— Схлестнуться с посмертием несущим кару за убийство знатного хрыча? Уволь. Защищая твою жизнь, мне не с руки поступаться своей. Нас спасет только хитрость и расчетливый удар исподтишка, — заключил Пол-лица.
— Положим, я соглашусь. Есть еще неприятные последствия, помимо неизбежных несчастий? — безысходно вздохнув, подозрительно уточнил Савва.
— Ну, к чему так категорично? Обойтись без неудач получится, ежели всячески их жаждать, — загадочно ответил Пол-лица, предусмотрительно оставив без внимания первую часть вопроса.

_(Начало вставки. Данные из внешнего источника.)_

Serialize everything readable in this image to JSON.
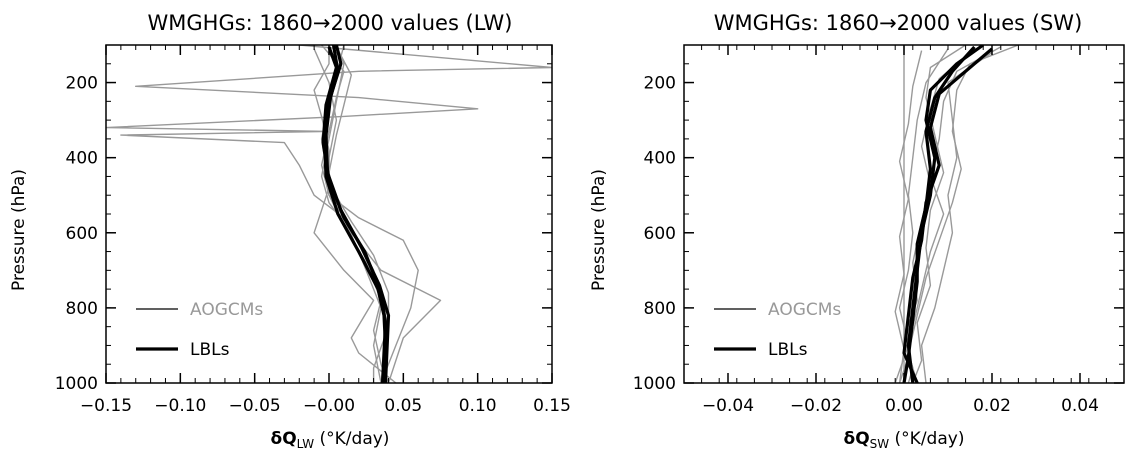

— Несуразица какая-то. Как можно злоумышлять против самого себя? — тряхнул головой Саввы, силясь осознать услышанное.
— Таков удел смертника. Приходится думать о неудачах в надежде
на успех. Поскольку все, что не представишь, обращается наоборот. Только пожелаешь перешагнуть лужу, некстати преградившую путь в узком переулке, как тут же оскользнешься и на манер поросенка плюхнешься в грязь. А если живо вообразишь собственное падение, то никакие помои под ногами не страшны. Будь по-другому, так в смертники рвались бы все подряд. Но когда за безнаказанность деяний требуется расплачиваться везением, воздух
свободы уже не кажется таким сладким, — разъяснил Пол-лица.
— Ты ведь поможешь мне совладать с неудачами? — жалостно простонал Савва.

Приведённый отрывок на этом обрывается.